For volunteer rescue organizations, the level of fatigue is affected by common factors such as the environment of the rescue work, psychological stress, staffing and cooperation, in addition to the intensity of the rescue work and the length of the rescue service. Understanding these factors helps volunteer rescue organizations take measures to reduce the fatigue level of volunteers, such as rationalizing working hours and rest, providing necessary psychological support, providing appropriate training and skill enhancement opportunities, and strengthening teamwork. The physical and mental health of volunteers is an important factor in guaranteeing the effectiveness of rescue operations and deserves attention and care. All mentioned above can be the future research direction for further volunteer rescue organization scheduling problems.

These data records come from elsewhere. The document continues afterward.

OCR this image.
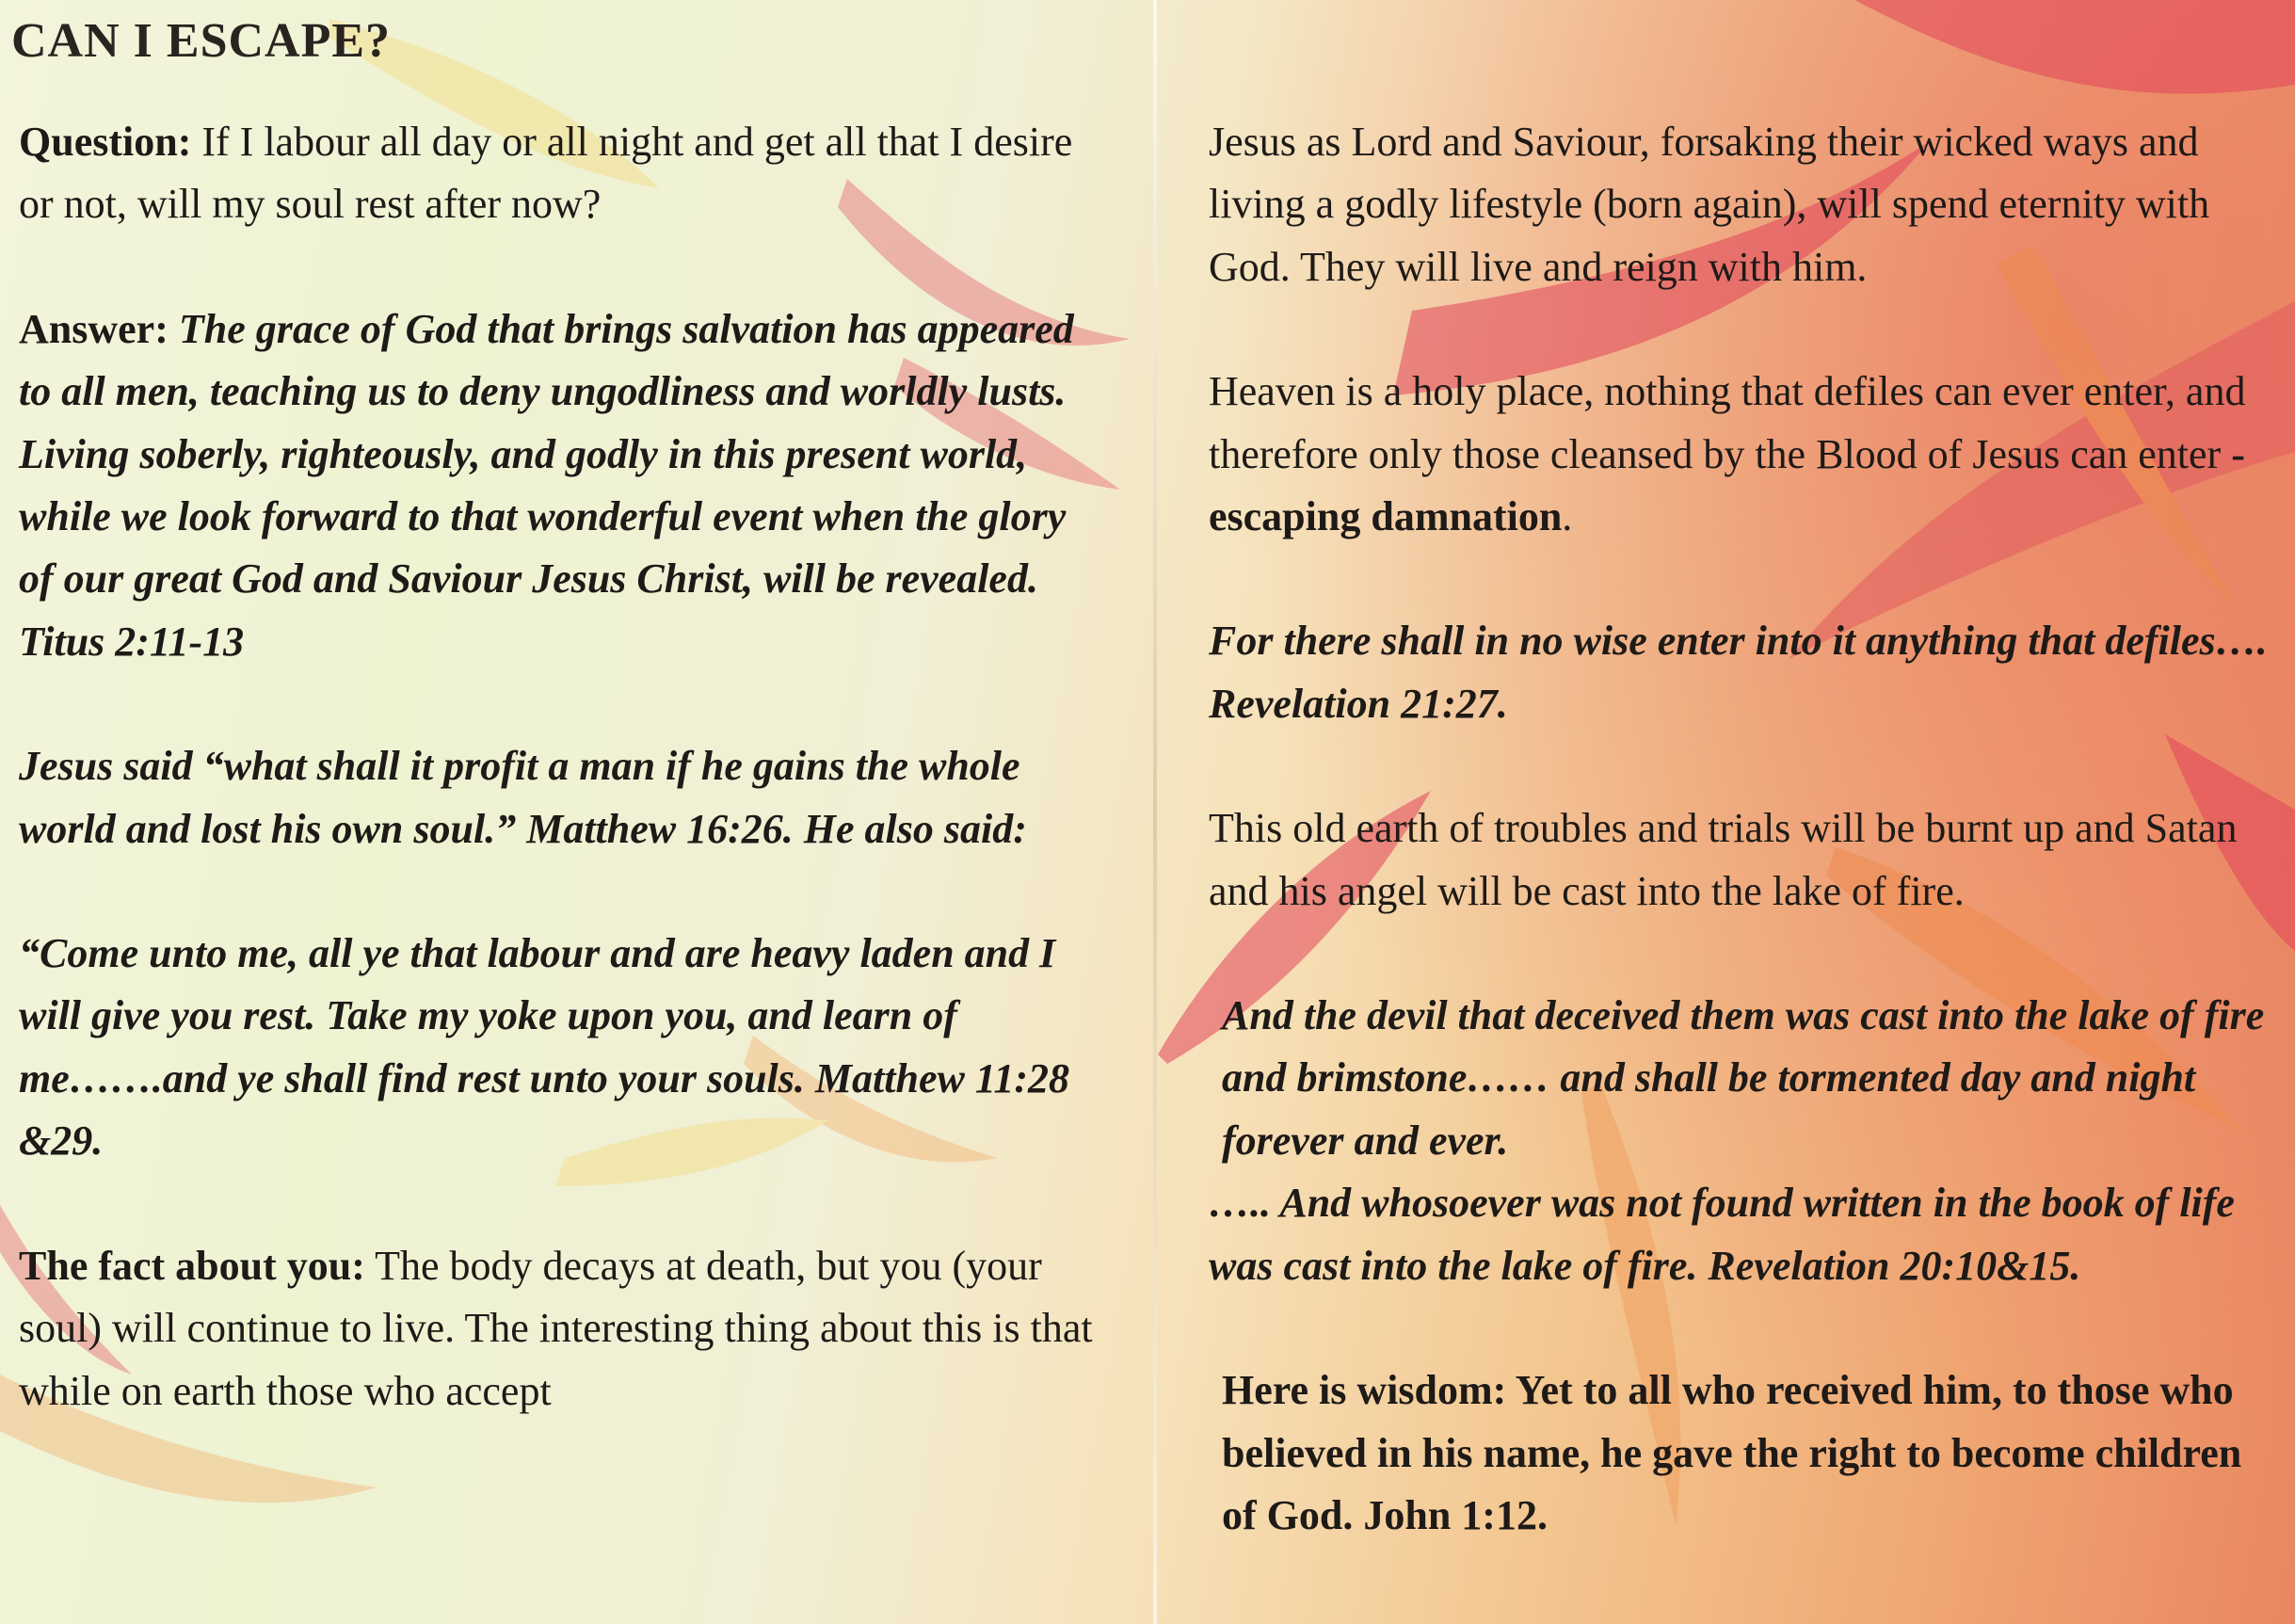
CAN I ESCAPE?

Question: If I labour all day or all night and get all that I desire or not, will my soul rest after now?

Answer: The grace of God that brings salvation has appeared to all men, teaching us to deny ungodliness and worldly lusts. Living soberly, righteously, and godly in this present world, while we look forward to that wonderful event when the glory of our great God and Saviour Jesus Christ, will be revealed. Titus 2:11-13

Jesus said “what shall it profit a man if he gains the whole world and lost his own soul.” Matthew 16:26. He also said:

“Come unto me, all ye that labour and are heavy laden and I will give you rest. Take my yoke upon you, and learn of me…….and ye shall find rest unto your souls. Matthew 11:28 &29.

The fact about you: The body decays at death, but you (your soul) will continue to live. The interesting thing about this is that while on earth those who accept

Jesus as Lord and Saviour, forsaking their wicked ways and living a godly lifestyle (born again), will spend eternity with God. They will live and reign with him.

Heaven is a holy place, nothing that defiles can ever enter, and therefore only those cleansed by the Blood of Jesus can enter -escaping damnation.

For there shall in no wise enter into it anything that defiles…. Revelation 21:27.

This old earth of troubles and trials will be burnt up and Satan and his angel will be cast into the lake of fire.

And the devil that deceived them was cast into the lake of fire and brimstone…… and shall be tormented day and night forever and ever.

….. And whosoever was not found written in the book of life was cast into the lake of fire. Revelation 20:10&15.

Here is wisdom: Yet to all who received him, to those who believed in his name, he gave the right to become children of God. John 1:12.
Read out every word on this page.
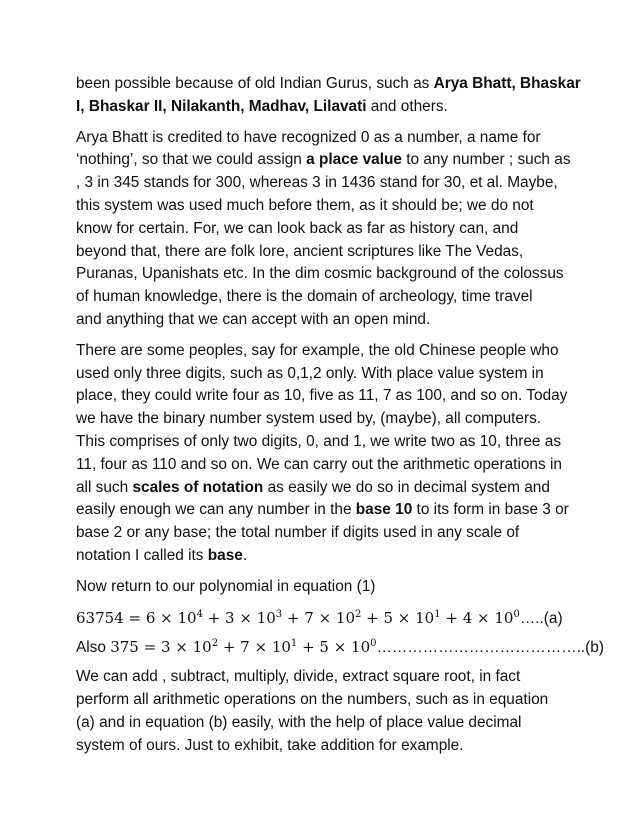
been possible because of old Indian Gurus, such as Arya Bhatt, Bhaskar
I, Bhaskar II, Nilakanth, Madhav, Lilavati and others.

Arya Bhatt is credited to have recognized 0 as a number, a name for
‘nothing’, so that we could assign a place value to any number ; such as
, 3 in 345 stands for 300, whereas 3 in 1436 stand for 30, et al. Maybe,
this system was used much before them, as it should be; we do not
know for certain. For, we can look back as far as history can, and
beyond that, there are folk lore, ancient scriptures like The Vedas,
Puranas, Upanishats etc. In the dim cosmic background of the colossus
of human knowledge, there is the domain of archeology, time travel
and anything that we can accept with an open mind.

There are some peoples, say for example, the old Chinese people who
used only three digits, such as 0,1,2 only. With place value system in
place, they could write four as 10, five as 11, 7 as 100, and so on. Today
we have the binary number system used by, (maybe), all computers.
This comprises of only two digits, 0, and 1, we write two as 10, three as
11, four as 110 and so on. We can carry out the arithmetic operations in
all such scales of notation as easily we do so in decimal system and
easily enough we can any number in the base 10 to its form in base 3 or
base 2 or any base; the total number if digits used in any scale of
notation I called its base.

Now return to our polynomial in equation (1)

$63754 = 6 \times 10^4 + 3 \times 10^3 + 7 \times 10^2 + 5 \times 10^1 + 4$ × $10^0\dots..(a)$

Also $375 = 3 \times 10^2 + 7 \times 10^1 + 5$ × $10^0\dots\dots\dots\dots\dots\dots\dots\dots\dots\dots\dots\dots\dots..(b)$

We can add , subtract, multiply, divide, extract square root, in fact
perform all arithmetic operations on the numbers, such as in equation
(a) and in equation (b) easily, with the help of place value decimal
system of ours. Just to exhibit, take addition for example.
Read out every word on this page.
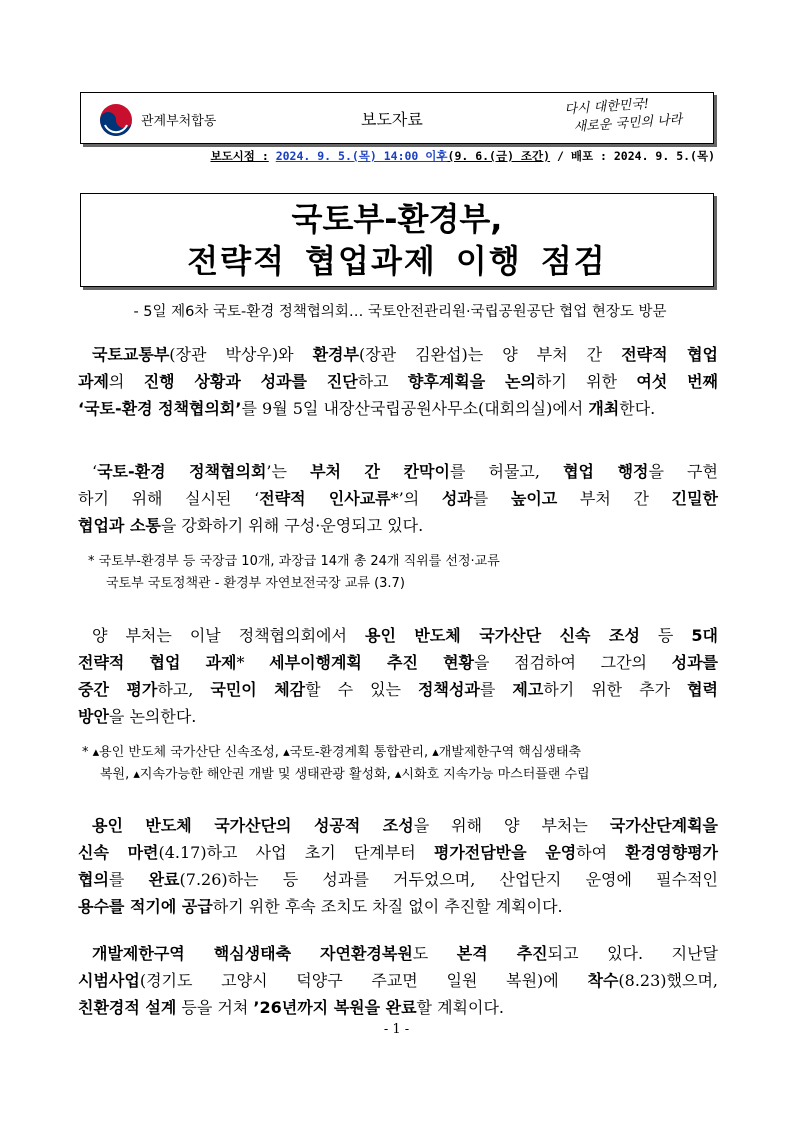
관계부처합동	보도자료
다시 대한민국!
새로운 국민의 나라
보도시점 : 2024. 9. 5.(목) 14:00 이후(9. 6.(금) 조간) / 배포 : 2024. 9. 5.(목)
국토부-환경부,
전략적 협업과제 이행 점검
- 5일 제6차 국토-환경 정책협의회… 국토안전관리원·국립공원공단 협업 현장도 방문
국토교통부(장관 박상우)와 환경부(장관 김완섭)는 양 부처 간 전략적 협업
과제의 진행 상황과 성과를 진단하고 향후계획을 논의하기 위한 여섯 번째
‘국토-환경 정책협의회’를 9월 5일 내장산국립공원사무소(대회의실)에서 개최한다.
‘국토-환경 정책협의회’는 부처 간 칸막이를 허물고, 협업 행정을 구현
하기 위해 실시된 ‘전략적 인사교류*’의 성과를 높이고 부처 간 긴밀한
협업과 소통을 강화하기 위해 구성·운영되고 있다.
* 국토부-환경부 등 국장급 10개, 과장급 14개 총 24개 직위를 선정·교류
국토부 국토정책관 - 환경부 자연보전국장 교류 (3.7)
양 부처는 이날 정책협의회에서 용인 반도체 국가산단 신속 조성 등 5대
전략적 협업 과제* 세부이행계획 추진 현황을 점검하여 그간의 성과를
중간 평가하고, 국민이 체감할 수 있는 정책성과를 제고하기 위한 추가 협력
방안을 논의한다.
* ▴용인 반도체 국가산단 신속조성, ▴국토-환경계획 통합관리, ▴개발제한구역 핵심생태축
복원, ▴지속가능한 해안권 개발 및 생태관광 활성화, ▴시화호 지속가능 마스터플랜 수립
용인 반도체 국가산단의 성공적 조성을 위해 양 부처는 국가산단계획을
신속 마련(4.17)하고 사업 초기 단계부터 평가전담반을 운영하여 환경영향평가
협의를 완료(7.26)하는 등 성과를 거두었으며, 산업단지 운영에 필수적인
용수를 적기에 공급하기 위한 후속 조치도 차질 없이 추진할 계획이다.
개발제한구역 핵심생태축 자연환경복원도 본격 추진되고 있다. 지난달
시범사업(경기도 고양시 덕양구 주교면 일원 복원)에 착수(8.23)했으며,
친환경적 설계 등을 거쳐 ’26년까지 복원을 완료할 계획이다.
- 1 -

In this article, the MOPSO algorithm is used to solve the problem model, which confirms that the algorithm plays a certain role in emergency rescue, mainly in the optimization of multi-objective, the allocation of human resources in emergency rescue and the scheduling of rescue tasks. Through the evolution and iterative optimization of particle swarm, a set of excellent solutions can be found to provide diversity and flexibility for emergency rescue decision-making. In addition to the emergency response field, MOPSO can also be used in transportation planning, production scheduling, energy management and other fields. However, the MOPSO algorithm can be further optimized in terms of changing the particle swarm initialization strategy, introducing diversity maintenance mechanism, optimizing crossover and mutation operations, considering constraints handling, and adopting adaptive parameter tuning. Innovations can also be attempted by combining other optimization techniques. This can further improve the performance and effect of MOPSO algorithm on multi-objective optimization problems.

The HGWPSO algorithm used in this article is a serial combination of GWO and PSO. This approach utilizes the features of both algorithms and can combine the advantages of GWO and PSO to some extent, however, the algorithm is slightly inferior to MOPSO in terms of solution speed. And the reality of emergency rescue requires the algorithm to respond quickly. In the next step of the study, the addition of adaptive strategies, such as dynamic adjustment of the number of iterations, parameter variations, etc., can be considered to further improve the convergence speed and optimization performance. In addition, it is also possible to try to adjust the ratio relationship between GWO and PSO according to the characteristics of the problem.